Linking articles to their version control system to effectively track changes

This website has been a super fun side-project, but there's a lot of room for improvement. For example, even though its source code is publicly available, it's not quite visible. I intend to finally fix that, and this post is going to cover that experience in detail.

We're going to tackle blog posts, a category of articles where it's pivotal to remain transparent by tracking and divulging any alterations we might make to them over time.

As this website is source-controlled, the most passive and efficient way to solve this transparency problem, is to utilize my version control system, which in my case is git… the "stupid content tracker".

There's no denying that git (or any other VCS) happens to be more effective at tracking changes than you, or me. This blog post is a proposition (as well as a guide) for writers to cease the manual writing of changelogs, and simply let our version control systems take care of this task for us.

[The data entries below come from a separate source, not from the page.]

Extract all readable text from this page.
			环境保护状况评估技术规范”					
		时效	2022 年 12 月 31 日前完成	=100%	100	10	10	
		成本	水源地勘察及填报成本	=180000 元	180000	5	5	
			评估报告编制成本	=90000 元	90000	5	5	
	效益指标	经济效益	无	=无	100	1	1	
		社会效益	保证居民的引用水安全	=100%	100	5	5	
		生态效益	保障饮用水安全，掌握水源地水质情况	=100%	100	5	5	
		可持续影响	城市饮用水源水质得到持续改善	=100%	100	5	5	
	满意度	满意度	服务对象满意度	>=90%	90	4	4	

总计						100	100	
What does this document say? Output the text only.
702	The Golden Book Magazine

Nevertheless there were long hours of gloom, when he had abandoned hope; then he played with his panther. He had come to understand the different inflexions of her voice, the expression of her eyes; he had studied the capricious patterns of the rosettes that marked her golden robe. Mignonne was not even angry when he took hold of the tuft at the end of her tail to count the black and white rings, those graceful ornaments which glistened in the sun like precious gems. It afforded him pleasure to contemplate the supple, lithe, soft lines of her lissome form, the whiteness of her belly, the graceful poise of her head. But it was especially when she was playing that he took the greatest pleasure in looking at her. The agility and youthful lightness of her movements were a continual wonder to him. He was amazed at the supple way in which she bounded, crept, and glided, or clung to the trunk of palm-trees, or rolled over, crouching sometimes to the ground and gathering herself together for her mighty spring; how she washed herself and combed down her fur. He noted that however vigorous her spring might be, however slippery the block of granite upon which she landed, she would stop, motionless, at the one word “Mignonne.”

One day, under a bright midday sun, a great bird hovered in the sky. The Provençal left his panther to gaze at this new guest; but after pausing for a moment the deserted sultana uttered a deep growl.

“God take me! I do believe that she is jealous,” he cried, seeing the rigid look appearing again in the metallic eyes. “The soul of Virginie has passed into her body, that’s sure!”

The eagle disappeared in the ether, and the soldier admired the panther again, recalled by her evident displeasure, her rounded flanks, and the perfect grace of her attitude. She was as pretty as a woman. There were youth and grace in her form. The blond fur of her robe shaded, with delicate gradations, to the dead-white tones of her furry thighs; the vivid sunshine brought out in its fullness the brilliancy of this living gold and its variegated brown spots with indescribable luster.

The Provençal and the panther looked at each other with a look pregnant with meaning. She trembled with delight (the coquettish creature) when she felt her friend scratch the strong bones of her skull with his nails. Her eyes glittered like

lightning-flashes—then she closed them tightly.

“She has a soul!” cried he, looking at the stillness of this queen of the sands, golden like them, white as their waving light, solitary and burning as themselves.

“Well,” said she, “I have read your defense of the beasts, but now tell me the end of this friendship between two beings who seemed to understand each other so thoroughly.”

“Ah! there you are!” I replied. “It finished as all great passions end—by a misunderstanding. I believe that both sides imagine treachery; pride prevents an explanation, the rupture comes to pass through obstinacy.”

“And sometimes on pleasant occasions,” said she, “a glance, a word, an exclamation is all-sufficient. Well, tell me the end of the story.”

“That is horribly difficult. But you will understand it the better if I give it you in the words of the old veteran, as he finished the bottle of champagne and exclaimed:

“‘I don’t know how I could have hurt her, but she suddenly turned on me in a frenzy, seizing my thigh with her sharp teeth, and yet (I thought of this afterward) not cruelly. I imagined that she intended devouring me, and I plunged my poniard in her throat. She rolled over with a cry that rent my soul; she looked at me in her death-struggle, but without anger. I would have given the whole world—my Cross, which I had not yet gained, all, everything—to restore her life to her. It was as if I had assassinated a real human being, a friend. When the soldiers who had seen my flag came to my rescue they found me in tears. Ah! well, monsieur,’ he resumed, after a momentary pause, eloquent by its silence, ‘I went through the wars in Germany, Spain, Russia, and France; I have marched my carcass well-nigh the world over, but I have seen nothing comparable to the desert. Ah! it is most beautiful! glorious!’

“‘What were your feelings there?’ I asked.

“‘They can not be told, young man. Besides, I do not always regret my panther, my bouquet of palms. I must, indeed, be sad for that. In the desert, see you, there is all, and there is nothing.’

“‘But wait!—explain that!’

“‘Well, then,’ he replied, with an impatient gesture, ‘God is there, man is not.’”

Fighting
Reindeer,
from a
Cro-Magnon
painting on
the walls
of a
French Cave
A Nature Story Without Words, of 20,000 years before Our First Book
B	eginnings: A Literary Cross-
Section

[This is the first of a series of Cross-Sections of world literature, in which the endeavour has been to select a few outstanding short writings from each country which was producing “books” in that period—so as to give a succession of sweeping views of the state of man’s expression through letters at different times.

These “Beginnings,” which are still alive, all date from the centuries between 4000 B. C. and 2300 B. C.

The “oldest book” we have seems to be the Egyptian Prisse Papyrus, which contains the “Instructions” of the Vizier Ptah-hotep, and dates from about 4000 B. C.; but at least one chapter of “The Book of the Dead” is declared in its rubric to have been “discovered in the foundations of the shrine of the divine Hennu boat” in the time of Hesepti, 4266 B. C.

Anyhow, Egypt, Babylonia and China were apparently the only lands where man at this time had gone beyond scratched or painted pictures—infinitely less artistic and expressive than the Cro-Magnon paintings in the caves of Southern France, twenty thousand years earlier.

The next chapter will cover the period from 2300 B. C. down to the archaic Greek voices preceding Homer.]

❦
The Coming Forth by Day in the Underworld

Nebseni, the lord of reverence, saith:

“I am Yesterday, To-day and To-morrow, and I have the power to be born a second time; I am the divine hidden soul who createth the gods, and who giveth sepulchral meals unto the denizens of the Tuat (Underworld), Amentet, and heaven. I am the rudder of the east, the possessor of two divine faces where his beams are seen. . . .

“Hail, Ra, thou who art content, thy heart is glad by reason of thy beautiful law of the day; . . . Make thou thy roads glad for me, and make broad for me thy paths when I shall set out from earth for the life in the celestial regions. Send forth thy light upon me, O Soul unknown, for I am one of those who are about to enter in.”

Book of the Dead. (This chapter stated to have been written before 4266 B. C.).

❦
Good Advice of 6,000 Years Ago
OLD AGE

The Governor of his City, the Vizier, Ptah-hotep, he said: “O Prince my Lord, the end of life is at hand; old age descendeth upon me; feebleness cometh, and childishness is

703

I'm going to be building on top of ox-html, an org-mode library, because my website is built upon the tools provided by the Emacs ecosystem. Before we dive into the technicalities, you should familiarize yourself with the exportation and publishing processes that a file submits to when instructed by the user.

1. First Implementation

We'll need to implement a format string, which is recognized by ox-html as a placeholder for something. We can take the %a and %e format strings for example, which are translated/expanded respectively into the author's name and email.

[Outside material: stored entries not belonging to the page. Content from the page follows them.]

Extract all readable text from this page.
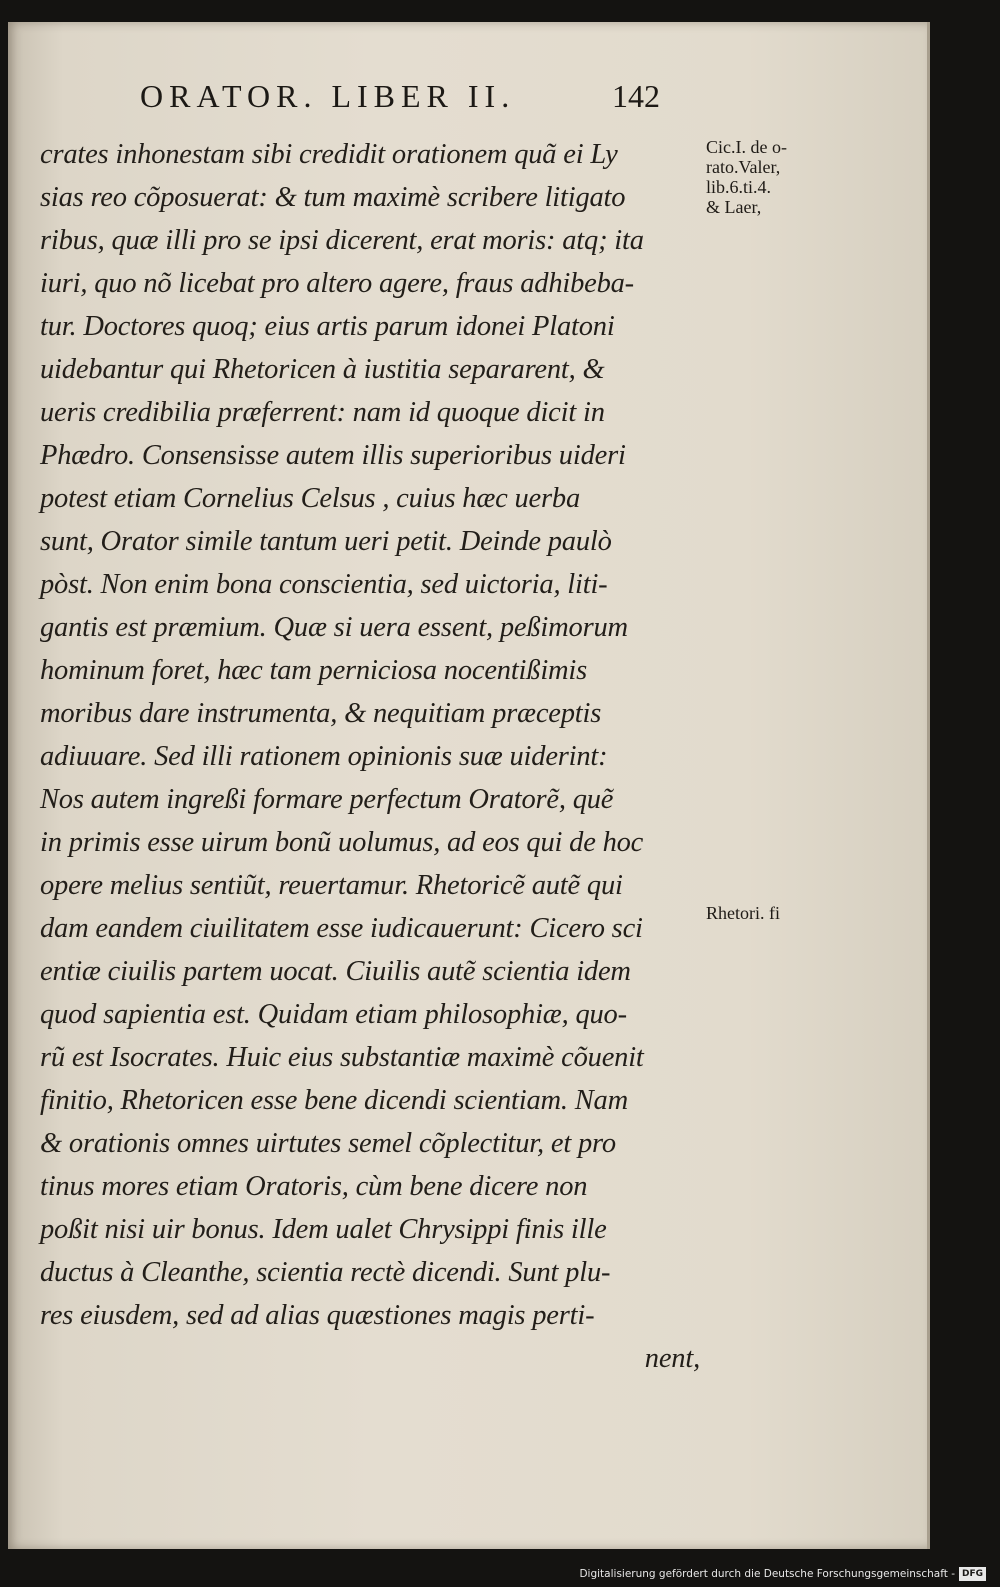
ORATOR. LIBER II.	142
crates inhonestam sibi credidit orationem quã ei Ly
sias reo cõposuerat: & tum maximè scribere litigato
ribus, quæ illi pro se ipsi dicerent, erat moris: atq; ita
iuri, quo nõ licebat pro altero agere, fraus adhibeba-
tur. Doctores quoq; eius artis parum idonei Platoni
uidebantur qui Rhetoricen à iustitia separarent, &
ueris credibilia præferrent: nam id quoque dicit in
Phædro. Consensisse autem illis superioribus uideri
potest etiam Cornelius Celsus , cuius hæc uerba
sunt, Orator simile tantum ueri petit. Deinde paulò
pòst. Non enim bona conscientia, sed uictoria, liti-
gantis est præmium. Quæ si uera essent, peßimorum
hominum foret, hæc tam perniciosa nocentißimis
moribus dare instrumenta, & nequitiam præceptis
adiuuare. Sed illi rationem opinionis suæ uiderint:
Nos autem ingreßi formare perfectum Oratorẽ, quẽ
in primis esse uirum bonũ uolumus, ad eos qui de hoc
opere melius sentiũt, reuertamur. Rhetoricẽ autẽ qui
dam eandem ciuilitatem esse iudicauerunt: Cicero sci
entiæ ciuilis partem uocat. Ciuilis autẽ scientia idem
quod sapientia est. Quidam etiam philosophiæ, quo-
rũ est Isocrates. Huic eius substantiæ maximè cõuenit
finitio, Rhetoricen esse bene dicendi scientiam. Nam
& orationis omnes uirtutes semel cõplectitur, et pro
tinus mores etiam Oratoris, cùm bene dicere non
poßit nisi uir bonus. Idem ualet Chrysippi finis ille
ductus à Cleanthe, scientia rectè dicendi. Sunt plu-
res eiusdem, sed ad alias quæstiones magis perti-
nent,
Cic.I. de o-
rato.Valer,
lib.6.ti.4.
& Laer,
Rhetori. fi
Digitalisierung gefördert durch die Deutsche Forschungsgemeinschaft - DFG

But how do we define our own format strings?

A tiny bit of research landed me on format-spec, which lets us create them, however many we want!

How does ox-html utilize this function?

If we take a peak at its source code, we find a few references to format-spec – but the one that's most interesting to us is org-html-format-spec, which as of Org Mode v9.5.5 looks like this:

(defun org-html-format-spec (info)
  "Return format specification for preamble and postamble.
INFO is a plist used as a communication channel."
  (let ((timestamp-format (plist-get info :html-metadata-timestamp-format)))
    `((?t . ,(org-export-data (plist-get info :title) info))
      (?s . ,(org-export-data (plist-get info :subtitle) info))
      (?d . ,(org-export-data (org-export-get-date info timestamp-format)
                              info))
      (?T . ,(format-time-string timestamp-format))
      (?a . ,(org-export-data (plist-get info :author) info))
      (?e . ,(mapconcat
              (lambda (e) (format "<a href=\"mailto:%s\">%s</a>" e e))
              (split-string (plist-get info :email)  ",+ *")
              ", "))
      (?c . ,(plist-get info :creator))
      (?C . ,(let ((file (plist-get info :input-file)))
               (format-time-string timestamp-format
                                   (and file (file-attribute-modification-time
                                              (file-attributes file))))))
      (?v . ,(or (plist-get info :html-validation-link) "")))))

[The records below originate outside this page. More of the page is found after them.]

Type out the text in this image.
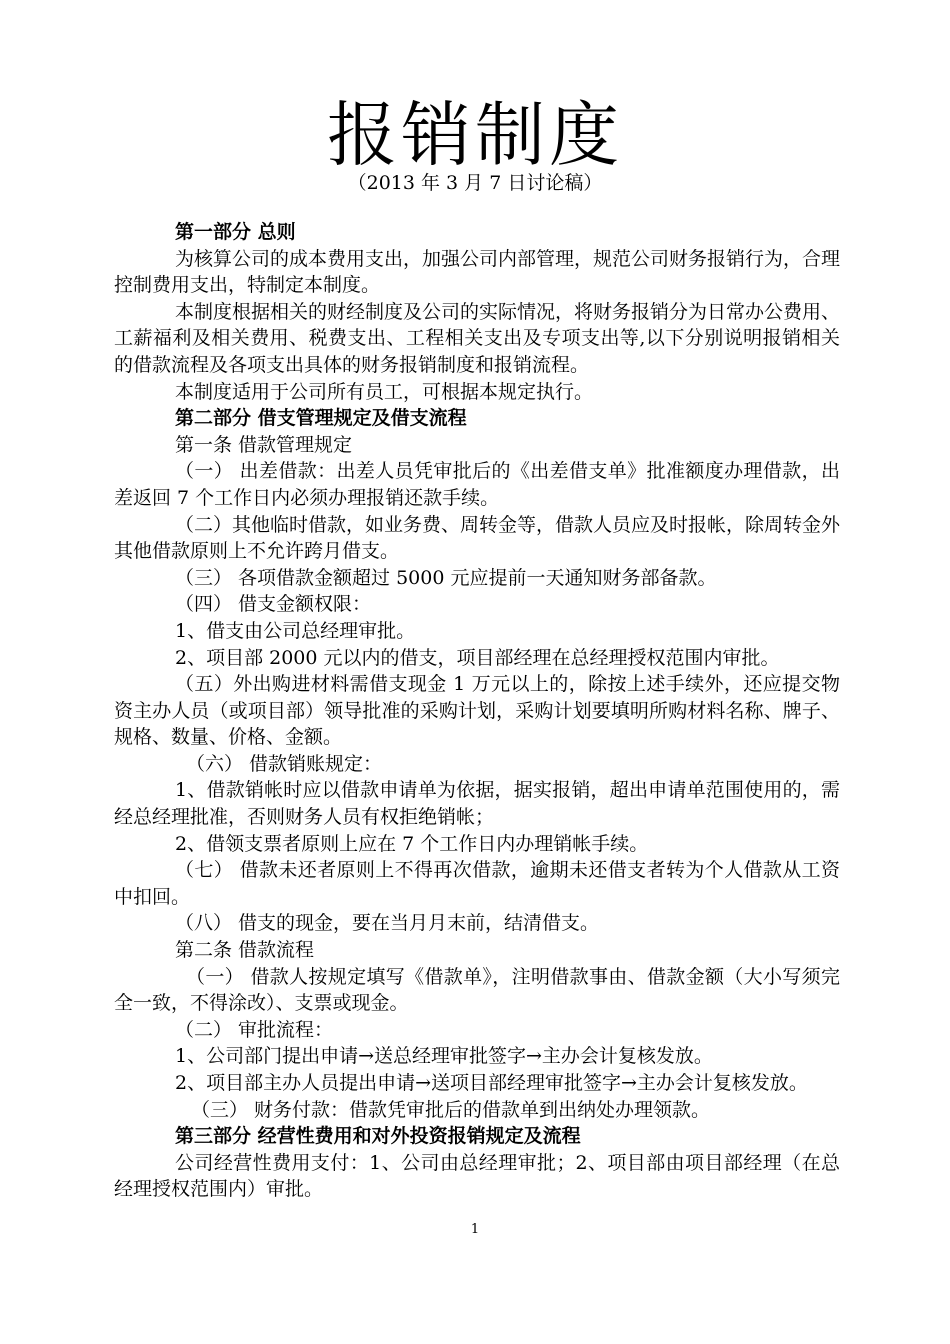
报销制度
（2013 年 3 月 7 日讨论稿）

第一部分 总则

为核算公司的成本费用支出，加强公司内部管理，规范公司财务报销行为，合理控制费用支出，特制定本制度。

本制度根据相关的财经制度及公司的实际情况，将财务报销分为日常办公费用、工薪福利及相关费用、税费支出、工程相关支出及专项支出等,以下分别说明报销相关的借款流程及各项支出具体的财务报销制度和报销流程。

本制度适用于公司所有员工，可根据本规定执行。

第二部分 借支管理规定及借支流程

第一条 借款管理规定

（一） 出差借款：出差人员凭审批后的《出差借支单》批准额度办理借款，出差返回 7 个工作日内必须办理报销还款手续。

（二）其他临时借款，如业务费、周转金等，借款人员应及时报帐，除周转金外其他借款原则上不允许跨月借支。

（三） 各项借款金额超过 5000 元应提前一天通知财务部备款。

（四） 借支金额权限：

1、借支由公司总经理审批。

2、项目部 2000 元以内的借支，项目部经理在总经理授权范围内审批。

（五）外出购进材料需借支现金 1 万元以上的，除按上述手续外，还应提交物资主办人员（或项目部）领导批准的采购计划，采购计划要填明所购材料名称、牌子、规格、数量、价格、金额。

（六） 借款销账规定：

1、借款销帐时应以借款申请单为依据，据实报销，超出申请单范围使用的，需经总经理批准，否则财务人员有权拒绝销帐；

2、借领支票者原则上应在 7 个工作日内办理销帐手续。

（七） 借款未还者原则上不得再次借款，逾期未还借支者转为个人借款从工资中扣回。

（八） 借支的现金，要在当月月末前，结清借支。

第二条 借款流程

（一） 借款人按规定填写《借款单》，注明借款事由、借款金额（大小写须完全一致，不得涂改）、支票或现金。

（二） 审批流程：

1、公司部门提出申请→送总经理审批签字→主办会计复核发放。

2、项目部主办人员提出申请→送项目部经理审批签字→主办会计复核发放。

（三） 财务付款：借款凭审批后的借款单到出纳处办理领款。

第三部分 经营性费用和对外投资报销规定及流程

公司经营性费用支付：1、公司由总经理审批；2、项目部由项目部经理（在总经理授权范围内）审批。

1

Whatever format string we specify within this alist, is going to be recognized by the library and handed over to org-html--build-pre/postamble and later expanded to its associated S-expression.

Before we do anything we might regret, it's important that we inspect how GitHub, in my case, references source files. Let's dissect the source URL of my first ever blog, "Building a website with Emacs".

Full form: https://github.com/grtcdr/grtcdr.tn/blob/main/posts/2022-05-18.org.

  • https://github.com, we all know GitHub.
  • grtcdr/grtcdr.tn is the repository's identifier.
  • blob to denote source code or data in general.
  • main refers to the main branch.
  • posts is the directory that contains, well… my posts.
  • 2022-05-18.org is the filename we're after.

That's all that we need, if someone were to inspect the changes that I made to any given post, they can just view the file's history.

Okay, let's start hacking!

The objective is to redefine org-html-format-spec; orchestrate.el as its name might suggest, will orchestrate and define the structure the various components required to build the website; it does this by providing the website specification at the time of document transpilation.

The first step is to define of the source URL prefix.

(defvar blog-post-source-url-prefix
  "https://github.com/grtcdr/grtcdr.tn/blob/main/posts")

The second is to create a function which will determine the current buffer's base file name, i.e. just the file name of the active blog post (to be exported).

(defun blog-post-file-name ()
    (concat (file-name-base (buffer-file-name)) ".org"))

The last step is to combine these two into a single function that returns the whole URL that anyone can visit.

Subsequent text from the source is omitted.